The Falcons were supposed to be challenged heavily by the read-option this season with matchups against Russell Wilson, Robert Griffin III and Kaepernick. Wilson didn’t use it much and RGIII didn’t play. So, will Kaepernick and the 49ers utilize the strategy on Monday night, or has it just not been as effective this season?

Williamson: They haven’t used it much this season. It’s been used occasionally. But I will tell you this: Kaepernick has been running with a lot of confidence in the past few games. I think it is because the passing game has opened up and it has affected the entire offense positively. Vaughn, do you get the sense the Falcons have a lack of confidence facing Kaepernick and this offense because of the loss in the NFC title game?

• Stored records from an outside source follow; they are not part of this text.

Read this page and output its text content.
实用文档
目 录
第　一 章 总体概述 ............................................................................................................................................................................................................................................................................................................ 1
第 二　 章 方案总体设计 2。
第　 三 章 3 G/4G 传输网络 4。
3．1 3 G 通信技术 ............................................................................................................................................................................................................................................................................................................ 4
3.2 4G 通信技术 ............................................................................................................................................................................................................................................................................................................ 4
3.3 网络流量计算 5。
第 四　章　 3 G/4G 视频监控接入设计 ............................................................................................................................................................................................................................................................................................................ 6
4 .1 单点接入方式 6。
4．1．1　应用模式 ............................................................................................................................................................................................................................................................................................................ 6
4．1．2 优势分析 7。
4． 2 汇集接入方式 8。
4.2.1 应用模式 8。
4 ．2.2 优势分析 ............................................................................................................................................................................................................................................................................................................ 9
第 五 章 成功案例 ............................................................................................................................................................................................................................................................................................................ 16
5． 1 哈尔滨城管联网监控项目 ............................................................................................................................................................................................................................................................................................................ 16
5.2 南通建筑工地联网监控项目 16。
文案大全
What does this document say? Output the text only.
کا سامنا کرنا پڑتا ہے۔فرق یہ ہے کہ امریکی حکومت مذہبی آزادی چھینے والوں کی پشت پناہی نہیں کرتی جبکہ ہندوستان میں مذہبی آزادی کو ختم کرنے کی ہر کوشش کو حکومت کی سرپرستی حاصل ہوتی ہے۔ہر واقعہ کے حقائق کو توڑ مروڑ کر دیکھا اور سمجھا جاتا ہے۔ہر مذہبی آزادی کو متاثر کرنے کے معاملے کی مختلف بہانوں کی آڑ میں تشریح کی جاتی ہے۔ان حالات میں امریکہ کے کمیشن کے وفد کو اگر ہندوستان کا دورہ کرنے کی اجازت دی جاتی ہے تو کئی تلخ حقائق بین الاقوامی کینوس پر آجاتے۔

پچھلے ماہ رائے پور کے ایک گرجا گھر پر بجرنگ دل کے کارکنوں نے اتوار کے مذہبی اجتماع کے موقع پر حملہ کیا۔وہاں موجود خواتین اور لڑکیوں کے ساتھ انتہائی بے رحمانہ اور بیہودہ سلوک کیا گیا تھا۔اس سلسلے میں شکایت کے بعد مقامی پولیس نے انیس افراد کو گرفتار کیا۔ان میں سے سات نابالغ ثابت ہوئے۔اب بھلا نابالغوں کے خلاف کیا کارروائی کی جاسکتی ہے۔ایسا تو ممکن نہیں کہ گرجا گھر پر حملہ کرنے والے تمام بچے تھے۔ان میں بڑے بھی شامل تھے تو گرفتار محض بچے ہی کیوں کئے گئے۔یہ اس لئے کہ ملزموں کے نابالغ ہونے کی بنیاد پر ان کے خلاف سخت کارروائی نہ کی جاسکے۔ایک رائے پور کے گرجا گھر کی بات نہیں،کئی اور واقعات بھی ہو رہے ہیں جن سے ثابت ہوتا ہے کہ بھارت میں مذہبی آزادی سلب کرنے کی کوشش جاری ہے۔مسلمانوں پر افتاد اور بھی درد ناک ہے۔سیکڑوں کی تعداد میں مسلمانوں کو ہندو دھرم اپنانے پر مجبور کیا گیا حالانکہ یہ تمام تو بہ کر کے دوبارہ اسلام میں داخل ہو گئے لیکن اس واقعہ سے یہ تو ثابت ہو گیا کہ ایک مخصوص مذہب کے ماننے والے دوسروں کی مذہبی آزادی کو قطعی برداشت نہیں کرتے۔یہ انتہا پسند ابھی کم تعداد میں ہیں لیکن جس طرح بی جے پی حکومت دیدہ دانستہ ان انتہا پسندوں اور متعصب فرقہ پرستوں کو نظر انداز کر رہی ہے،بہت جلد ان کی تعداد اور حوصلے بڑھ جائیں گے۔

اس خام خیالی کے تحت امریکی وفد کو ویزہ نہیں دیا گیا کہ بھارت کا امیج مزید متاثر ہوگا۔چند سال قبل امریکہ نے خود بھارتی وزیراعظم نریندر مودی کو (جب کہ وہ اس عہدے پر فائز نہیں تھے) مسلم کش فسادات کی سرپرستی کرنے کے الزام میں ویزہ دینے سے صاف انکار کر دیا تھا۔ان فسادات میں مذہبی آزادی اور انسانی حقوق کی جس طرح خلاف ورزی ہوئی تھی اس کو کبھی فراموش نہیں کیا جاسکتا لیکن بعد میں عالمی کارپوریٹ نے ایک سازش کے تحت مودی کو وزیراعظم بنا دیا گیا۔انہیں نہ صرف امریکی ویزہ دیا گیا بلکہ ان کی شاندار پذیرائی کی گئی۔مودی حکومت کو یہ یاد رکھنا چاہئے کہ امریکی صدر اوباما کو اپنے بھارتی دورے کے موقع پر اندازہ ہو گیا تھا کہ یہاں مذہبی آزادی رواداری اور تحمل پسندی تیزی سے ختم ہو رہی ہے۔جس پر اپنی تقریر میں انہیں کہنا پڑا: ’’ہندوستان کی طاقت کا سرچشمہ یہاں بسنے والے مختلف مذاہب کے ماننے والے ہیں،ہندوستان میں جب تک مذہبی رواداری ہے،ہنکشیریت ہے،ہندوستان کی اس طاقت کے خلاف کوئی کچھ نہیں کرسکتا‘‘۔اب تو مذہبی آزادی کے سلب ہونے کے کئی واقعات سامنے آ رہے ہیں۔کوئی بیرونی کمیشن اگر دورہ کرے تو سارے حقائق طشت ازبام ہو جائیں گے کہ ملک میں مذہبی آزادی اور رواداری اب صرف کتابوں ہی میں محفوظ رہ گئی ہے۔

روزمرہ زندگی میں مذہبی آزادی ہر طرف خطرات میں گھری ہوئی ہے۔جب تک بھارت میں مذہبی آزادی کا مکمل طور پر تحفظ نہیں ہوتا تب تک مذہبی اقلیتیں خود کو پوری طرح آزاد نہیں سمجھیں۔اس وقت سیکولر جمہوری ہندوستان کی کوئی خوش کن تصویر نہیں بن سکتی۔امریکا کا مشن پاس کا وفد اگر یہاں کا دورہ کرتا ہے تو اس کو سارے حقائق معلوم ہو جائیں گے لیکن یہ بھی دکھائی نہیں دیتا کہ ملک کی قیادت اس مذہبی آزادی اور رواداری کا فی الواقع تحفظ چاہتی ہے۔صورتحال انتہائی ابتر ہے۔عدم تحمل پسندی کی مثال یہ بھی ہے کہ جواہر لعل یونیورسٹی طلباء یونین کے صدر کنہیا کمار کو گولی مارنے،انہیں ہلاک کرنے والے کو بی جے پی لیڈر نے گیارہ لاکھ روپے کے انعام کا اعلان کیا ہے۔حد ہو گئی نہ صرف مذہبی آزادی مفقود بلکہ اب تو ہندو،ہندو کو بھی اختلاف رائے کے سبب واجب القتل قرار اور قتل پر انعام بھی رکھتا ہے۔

McClure: The Falcons can’t be too confident about much of anything, at 4-10. From a defensive standpoint, six starters who faced Kaepernick last season either are no longer with the team or have been benched. And if DeCoud doesn’t return this week from a concussion, there’s a possibility that five rookies will start against the 49ers offense come Monday night. It will be quite a lesson for those players, to face a true dual-threat quarterback. The Falcons haven’t looked too confident the past two weeks defending against a pair of backup quarterbacks, Matt Flynn and Kirk Cousins.

A lot has been made of Aldon Smith's off-field issues this season. In fact, Falcons receiver Roddy White actually stepped out and said Smith was a "good dude" who just made a mistake. How has Smith responded after his time away from the team, and is he back to his normal self on the field yet?

Williamson: Yes, Smith is back to his dominating self. He has been back for six games and he was eased into the defense after missing five games while seeking treatment for substance abuse. Smith has been particularly good for the past four games, and he’s been dominant the past two games. He is his normal self as a pass-rusher and he is continuing to grow as a complete player. He is a major cog in a defense that is playing at a high level. Vaughn, do you see any way the Falcons can slow Smith and crew Monday night?

McClure: No. Not at all. This offensive line has been like a sieve all season long. Don’t be fooled by the Falcons being ranked eighth in sacks given up per pass attempt. They’ve allowed Matt Ryan to be sacked or hit way too many times despite Ryan making a conscious effort to get the ball out quicker this season. Right now, the Falcons are relying on second-year left tackle Lamar Holmes to protect Ryan’s blind side, and Holmes is coming off being abused by Brian Orakpo of the Redskins. Plus, the Falcons have to be aware of Ahmad Brooks along with Smith. I covered a game last season during which the 49ers totally dominated the Chicago Bears with a swarming pass rush, led by Smith. I can envision the same thing happening to the Falcons.